In a similar analysis, eating fried fish was associated with increased heart failure risk. Even one serving a week was associated with a 48 percent higher heart failure risk.

“Not all fish are equal, and how you prepare it really matters,” said senior study author Donald Lloyd-Jones, associate professor in preventive medicine at the Feinberg School of Medicine, Chicago.

“When you fry fish, you not only lose a lot of the benefits, you likely add some things related to the cooking process that are harmful,” Lloyd said, according to a Feinberg statement.

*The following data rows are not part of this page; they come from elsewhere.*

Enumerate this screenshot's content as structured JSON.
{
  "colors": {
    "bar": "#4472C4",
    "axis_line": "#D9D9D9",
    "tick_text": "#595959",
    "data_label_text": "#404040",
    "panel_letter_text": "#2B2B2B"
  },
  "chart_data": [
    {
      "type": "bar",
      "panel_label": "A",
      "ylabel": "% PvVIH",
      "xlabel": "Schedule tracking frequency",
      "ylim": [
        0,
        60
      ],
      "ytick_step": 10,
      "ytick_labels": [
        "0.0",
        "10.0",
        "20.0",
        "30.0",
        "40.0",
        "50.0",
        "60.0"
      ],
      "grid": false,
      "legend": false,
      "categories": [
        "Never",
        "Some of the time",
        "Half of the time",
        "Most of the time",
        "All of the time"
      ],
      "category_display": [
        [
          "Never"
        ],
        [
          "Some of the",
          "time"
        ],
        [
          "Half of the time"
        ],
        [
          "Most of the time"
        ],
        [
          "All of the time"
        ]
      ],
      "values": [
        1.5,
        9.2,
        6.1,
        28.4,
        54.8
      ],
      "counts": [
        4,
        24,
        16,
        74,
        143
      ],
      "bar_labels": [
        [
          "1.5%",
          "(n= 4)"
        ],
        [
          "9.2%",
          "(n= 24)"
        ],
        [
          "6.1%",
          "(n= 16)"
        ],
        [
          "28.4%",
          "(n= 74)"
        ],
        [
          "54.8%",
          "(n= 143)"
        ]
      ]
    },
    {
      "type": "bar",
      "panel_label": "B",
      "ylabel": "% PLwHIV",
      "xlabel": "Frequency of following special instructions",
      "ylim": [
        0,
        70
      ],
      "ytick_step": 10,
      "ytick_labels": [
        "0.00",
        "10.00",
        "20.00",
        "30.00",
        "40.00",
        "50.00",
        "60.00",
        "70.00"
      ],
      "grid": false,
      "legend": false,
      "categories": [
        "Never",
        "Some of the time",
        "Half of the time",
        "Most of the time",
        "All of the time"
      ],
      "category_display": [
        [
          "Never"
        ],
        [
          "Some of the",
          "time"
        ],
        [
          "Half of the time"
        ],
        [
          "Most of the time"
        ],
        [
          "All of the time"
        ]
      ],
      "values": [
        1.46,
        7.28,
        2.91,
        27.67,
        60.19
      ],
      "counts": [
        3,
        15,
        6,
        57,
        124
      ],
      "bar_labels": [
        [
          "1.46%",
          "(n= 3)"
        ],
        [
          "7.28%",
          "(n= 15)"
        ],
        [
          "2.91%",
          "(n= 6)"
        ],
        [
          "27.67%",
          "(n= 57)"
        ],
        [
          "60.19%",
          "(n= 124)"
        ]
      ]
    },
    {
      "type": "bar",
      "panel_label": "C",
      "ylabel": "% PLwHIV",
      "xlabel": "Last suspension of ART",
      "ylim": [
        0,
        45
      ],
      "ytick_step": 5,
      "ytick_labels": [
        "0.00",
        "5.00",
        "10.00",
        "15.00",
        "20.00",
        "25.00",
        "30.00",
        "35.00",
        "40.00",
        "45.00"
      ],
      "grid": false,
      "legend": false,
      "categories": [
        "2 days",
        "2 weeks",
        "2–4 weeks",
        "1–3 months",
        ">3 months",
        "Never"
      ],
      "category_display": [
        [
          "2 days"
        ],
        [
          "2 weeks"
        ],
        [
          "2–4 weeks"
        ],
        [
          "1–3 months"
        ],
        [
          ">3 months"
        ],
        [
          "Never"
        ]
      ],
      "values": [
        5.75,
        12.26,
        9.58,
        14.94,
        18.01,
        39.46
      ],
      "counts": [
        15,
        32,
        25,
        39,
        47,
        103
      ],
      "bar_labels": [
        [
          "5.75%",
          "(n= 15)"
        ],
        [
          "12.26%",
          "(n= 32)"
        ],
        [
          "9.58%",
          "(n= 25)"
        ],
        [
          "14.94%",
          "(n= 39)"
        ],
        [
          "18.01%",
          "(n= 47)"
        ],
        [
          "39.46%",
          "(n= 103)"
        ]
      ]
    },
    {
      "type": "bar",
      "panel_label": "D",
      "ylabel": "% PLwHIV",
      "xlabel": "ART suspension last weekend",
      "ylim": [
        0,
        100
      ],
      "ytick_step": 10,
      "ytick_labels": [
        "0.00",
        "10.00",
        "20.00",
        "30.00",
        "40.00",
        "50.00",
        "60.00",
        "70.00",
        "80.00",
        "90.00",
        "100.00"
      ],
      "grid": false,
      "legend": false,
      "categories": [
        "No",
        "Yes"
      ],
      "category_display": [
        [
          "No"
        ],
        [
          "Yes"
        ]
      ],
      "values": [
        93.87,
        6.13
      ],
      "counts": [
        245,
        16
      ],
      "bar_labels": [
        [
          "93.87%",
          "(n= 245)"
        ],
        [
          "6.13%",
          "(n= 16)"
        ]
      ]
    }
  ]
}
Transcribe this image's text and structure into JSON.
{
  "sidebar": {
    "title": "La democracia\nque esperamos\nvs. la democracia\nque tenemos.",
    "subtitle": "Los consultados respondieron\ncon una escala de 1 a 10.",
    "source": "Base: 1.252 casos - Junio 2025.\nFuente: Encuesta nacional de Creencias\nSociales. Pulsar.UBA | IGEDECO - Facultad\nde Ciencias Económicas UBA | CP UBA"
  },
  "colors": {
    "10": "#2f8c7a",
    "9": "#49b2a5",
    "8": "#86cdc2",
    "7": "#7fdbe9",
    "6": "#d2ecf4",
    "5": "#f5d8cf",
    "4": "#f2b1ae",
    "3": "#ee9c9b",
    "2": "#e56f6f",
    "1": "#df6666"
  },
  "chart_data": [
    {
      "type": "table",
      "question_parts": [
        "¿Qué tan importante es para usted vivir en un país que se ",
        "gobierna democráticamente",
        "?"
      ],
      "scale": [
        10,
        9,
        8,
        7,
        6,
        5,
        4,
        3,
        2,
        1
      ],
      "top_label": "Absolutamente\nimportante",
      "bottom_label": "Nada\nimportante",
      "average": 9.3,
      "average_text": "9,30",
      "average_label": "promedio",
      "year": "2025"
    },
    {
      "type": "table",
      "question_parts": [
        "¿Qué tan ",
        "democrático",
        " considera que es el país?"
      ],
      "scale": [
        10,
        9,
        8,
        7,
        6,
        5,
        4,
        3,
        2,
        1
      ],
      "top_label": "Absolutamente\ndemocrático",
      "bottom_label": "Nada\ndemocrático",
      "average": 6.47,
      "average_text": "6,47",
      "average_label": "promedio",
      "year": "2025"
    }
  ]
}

Other research has shown that frying increases the trans fatty acid (TFA) content of foods, which is associated with increasing risk for heart disease. In this study, however, the researchers did not find an association between TFA and heart failure risk.

Lloyd-Jones and his team examined self-reported dietary data from 84,493 postmenopausal women in the Women’s Health Initiative Observational Study.

They conducted their analysis based on data from 1991 through August 2008. During an average follow-up of 10 years, 1,858 cases of heart failure occurred.